As I take stock I wonder if its something of a record to have doctors from three different continents shove an arm (well that's what it bloody felt like), up your rectum in two days. Why does hospital television cost £10 a day and the car park cost that about every ten minutes? Why also did the hospital internet connection claim that the Traditional Fishing Forum was not something that it thought appropriate and so blocked it? And why, when sleep is an important part of recovery, don't they keep a stock of ear plugs for us poor sods trying to grab a spot of shut eye in a busy night ward? They didn't even bring me some cotton wool.

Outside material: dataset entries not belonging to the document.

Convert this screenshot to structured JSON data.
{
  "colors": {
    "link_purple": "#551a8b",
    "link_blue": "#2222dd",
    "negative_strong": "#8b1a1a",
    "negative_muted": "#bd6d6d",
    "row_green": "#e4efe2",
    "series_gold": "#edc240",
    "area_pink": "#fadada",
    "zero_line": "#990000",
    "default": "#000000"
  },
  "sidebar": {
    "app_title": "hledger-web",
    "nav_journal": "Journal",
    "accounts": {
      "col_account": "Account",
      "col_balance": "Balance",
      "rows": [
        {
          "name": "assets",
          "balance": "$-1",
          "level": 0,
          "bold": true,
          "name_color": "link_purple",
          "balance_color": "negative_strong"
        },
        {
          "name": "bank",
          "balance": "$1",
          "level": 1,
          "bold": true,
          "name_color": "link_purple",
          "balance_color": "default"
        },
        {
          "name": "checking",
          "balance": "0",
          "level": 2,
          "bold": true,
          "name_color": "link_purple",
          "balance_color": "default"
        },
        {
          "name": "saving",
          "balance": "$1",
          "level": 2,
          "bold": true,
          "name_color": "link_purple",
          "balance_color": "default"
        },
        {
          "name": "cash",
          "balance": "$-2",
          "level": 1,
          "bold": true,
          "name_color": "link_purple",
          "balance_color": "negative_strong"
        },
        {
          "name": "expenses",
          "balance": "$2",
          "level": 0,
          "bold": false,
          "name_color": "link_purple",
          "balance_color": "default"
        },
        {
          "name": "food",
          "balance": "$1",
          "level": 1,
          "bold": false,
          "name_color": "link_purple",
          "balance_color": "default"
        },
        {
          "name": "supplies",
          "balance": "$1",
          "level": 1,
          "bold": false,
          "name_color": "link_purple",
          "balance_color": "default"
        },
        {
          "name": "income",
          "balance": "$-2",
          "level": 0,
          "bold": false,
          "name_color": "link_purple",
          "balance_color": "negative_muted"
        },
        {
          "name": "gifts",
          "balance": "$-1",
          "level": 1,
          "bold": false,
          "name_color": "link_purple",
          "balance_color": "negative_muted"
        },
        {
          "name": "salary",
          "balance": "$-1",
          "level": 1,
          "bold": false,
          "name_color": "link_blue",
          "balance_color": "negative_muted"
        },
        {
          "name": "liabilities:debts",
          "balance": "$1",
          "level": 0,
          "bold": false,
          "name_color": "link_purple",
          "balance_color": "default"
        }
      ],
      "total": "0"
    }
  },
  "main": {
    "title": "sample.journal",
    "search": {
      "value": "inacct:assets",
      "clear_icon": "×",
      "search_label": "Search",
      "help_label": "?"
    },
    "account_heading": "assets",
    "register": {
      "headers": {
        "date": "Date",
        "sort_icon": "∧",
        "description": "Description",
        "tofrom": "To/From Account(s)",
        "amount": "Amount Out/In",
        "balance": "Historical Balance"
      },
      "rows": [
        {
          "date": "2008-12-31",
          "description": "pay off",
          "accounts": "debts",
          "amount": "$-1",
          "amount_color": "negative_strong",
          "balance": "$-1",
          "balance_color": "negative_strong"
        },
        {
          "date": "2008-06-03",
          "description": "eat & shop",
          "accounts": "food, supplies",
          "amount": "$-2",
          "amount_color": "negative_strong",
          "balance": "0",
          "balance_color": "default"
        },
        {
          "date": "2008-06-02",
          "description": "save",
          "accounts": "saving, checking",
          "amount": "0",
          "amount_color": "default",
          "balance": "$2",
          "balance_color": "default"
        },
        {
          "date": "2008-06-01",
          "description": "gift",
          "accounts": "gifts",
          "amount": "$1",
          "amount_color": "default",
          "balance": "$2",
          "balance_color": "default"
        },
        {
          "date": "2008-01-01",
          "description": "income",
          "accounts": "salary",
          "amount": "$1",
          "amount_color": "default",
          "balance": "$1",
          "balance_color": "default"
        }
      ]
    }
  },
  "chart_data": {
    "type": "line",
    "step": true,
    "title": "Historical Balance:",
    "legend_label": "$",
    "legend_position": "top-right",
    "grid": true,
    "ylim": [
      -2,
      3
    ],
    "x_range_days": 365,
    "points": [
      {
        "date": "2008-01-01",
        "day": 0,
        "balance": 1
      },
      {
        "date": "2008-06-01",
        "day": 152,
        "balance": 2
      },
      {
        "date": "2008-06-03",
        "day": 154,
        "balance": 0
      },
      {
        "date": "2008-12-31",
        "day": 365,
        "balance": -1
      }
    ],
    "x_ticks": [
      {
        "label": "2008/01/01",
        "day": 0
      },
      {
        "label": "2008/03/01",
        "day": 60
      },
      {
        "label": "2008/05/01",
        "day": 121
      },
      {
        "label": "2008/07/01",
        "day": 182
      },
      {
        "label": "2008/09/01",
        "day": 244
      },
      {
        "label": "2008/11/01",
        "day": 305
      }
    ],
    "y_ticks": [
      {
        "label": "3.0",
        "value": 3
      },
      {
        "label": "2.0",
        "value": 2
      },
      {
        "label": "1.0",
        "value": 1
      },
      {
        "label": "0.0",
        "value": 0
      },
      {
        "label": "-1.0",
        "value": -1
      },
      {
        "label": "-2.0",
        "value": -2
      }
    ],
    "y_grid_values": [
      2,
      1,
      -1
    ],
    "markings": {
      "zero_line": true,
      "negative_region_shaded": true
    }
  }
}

That said, the vast majority of staff were excellent, they really were.

As I packed to leave there were whispered words between staff members and I could see them mouthing the letters M.R.S.A. A deep clean took place in the cubical to my right and the one two over. The guy left in the middle looked very bad and I was glad that I was going and that I had not been opened up. A sobering experience without yet a conclusion.

The grayling trip? That was supposed to have been tomorrow.